- Full name: Ina Tosheva Ananieva
- Born: October 21, 1977 (age 48) Sofia

Gymnastics career
- Discipline: Rhythmic gymnastics
- Country represented: Bulgaria
- Club: Levski

= Ina Ananieva =

Bulgarian rhythmic gymnast and coach

Ina Ananieva (Ина Ананиева) is a former Bulgarian gymnast and rhythmic gymnastics coach.

== Biography==
In 1991, Ananieva won a silver medal as part of the Bulgarian team at the World Championships in Athens, Greece. In 2012, she was appointed as head coach of the Bulgarian rhythmic gymnasts. In 2014, Ananieva became the coach of the year in Bulgarian sports after the Bulgarian women won gold in the group all-around at the 2014 World Championships.

At the 2016 Summer Olympics in Rio de Janeiro, the Bulgarian ensemble won the bronze medal in the all-around under the leadership of Ananieva. The ensemble, consisting of Mihaela Maevska, Reneta Kamberova, Hristiana Todorova, Tsvetelina Naydenova and Lyubomira Kazanova, received a total of 35,766 points - 17,700 points in the five-ribbon combination and 18,066 points in the mixed-apparatus routine with two hoops and three pairs of clubs.
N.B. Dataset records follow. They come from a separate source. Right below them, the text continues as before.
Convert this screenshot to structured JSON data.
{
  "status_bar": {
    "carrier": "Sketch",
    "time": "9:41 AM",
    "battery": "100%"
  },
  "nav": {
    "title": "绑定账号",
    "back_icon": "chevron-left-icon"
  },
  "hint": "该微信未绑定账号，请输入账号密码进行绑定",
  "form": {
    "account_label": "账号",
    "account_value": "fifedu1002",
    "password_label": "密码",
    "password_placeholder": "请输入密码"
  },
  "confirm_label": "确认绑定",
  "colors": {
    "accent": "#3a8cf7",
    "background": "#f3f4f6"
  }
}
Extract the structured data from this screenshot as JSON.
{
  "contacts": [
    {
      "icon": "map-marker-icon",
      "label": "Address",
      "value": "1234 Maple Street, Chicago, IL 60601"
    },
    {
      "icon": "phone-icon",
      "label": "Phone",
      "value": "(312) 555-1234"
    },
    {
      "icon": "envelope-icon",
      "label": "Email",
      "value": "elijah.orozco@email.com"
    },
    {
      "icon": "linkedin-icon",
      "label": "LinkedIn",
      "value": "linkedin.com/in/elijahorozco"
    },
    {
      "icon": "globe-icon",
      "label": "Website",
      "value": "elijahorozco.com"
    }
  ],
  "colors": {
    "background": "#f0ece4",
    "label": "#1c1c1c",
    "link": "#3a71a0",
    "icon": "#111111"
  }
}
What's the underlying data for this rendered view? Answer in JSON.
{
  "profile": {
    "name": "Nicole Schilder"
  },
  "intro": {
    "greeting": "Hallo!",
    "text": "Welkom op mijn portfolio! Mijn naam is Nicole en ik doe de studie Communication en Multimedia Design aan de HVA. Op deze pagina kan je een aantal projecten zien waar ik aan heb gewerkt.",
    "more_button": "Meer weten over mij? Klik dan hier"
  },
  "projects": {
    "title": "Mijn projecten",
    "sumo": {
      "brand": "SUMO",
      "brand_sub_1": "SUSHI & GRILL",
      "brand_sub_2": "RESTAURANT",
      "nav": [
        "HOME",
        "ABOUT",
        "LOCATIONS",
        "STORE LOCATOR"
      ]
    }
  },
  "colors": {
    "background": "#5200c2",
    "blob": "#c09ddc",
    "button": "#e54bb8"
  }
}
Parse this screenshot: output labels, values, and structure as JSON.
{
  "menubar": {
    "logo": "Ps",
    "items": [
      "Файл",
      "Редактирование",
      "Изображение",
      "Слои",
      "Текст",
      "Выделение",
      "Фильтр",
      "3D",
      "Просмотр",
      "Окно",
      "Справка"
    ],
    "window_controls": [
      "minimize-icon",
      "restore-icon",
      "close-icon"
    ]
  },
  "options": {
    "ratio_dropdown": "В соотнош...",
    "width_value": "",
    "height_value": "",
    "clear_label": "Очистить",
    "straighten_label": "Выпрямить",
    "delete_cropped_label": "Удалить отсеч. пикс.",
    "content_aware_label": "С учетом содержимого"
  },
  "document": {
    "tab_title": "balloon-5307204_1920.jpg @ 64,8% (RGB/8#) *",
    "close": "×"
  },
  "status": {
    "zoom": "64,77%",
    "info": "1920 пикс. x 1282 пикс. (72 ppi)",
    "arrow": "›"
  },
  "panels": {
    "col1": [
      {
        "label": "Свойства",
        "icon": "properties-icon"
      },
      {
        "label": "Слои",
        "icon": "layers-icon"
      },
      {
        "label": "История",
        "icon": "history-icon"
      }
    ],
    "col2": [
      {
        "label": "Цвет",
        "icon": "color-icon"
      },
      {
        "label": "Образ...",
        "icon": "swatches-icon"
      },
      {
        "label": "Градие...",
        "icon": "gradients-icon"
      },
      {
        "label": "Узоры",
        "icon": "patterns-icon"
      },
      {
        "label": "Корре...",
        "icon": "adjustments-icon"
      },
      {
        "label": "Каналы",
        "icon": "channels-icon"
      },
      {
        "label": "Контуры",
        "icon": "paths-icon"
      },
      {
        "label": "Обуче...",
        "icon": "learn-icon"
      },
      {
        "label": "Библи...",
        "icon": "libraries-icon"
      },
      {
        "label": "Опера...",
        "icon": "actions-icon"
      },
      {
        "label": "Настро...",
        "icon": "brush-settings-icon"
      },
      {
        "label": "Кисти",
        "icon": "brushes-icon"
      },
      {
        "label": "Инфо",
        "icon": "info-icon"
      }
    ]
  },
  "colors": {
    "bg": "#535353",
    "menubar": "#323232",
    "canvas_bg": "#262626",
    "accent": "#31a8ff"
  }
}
After the Olympic medal, the girls ended their sports careers. The ensemble was named Team of the Year, and Ananieva became Coach of the Year in Bulgaria for the second time. At the end of 2016, Ina Ananieva announced that she was leaving the coaching position due to personal reasons. In April 2017, she married for the second time. A few months later Ananieva gave birth to a girl. She has another daughter from her first marriage.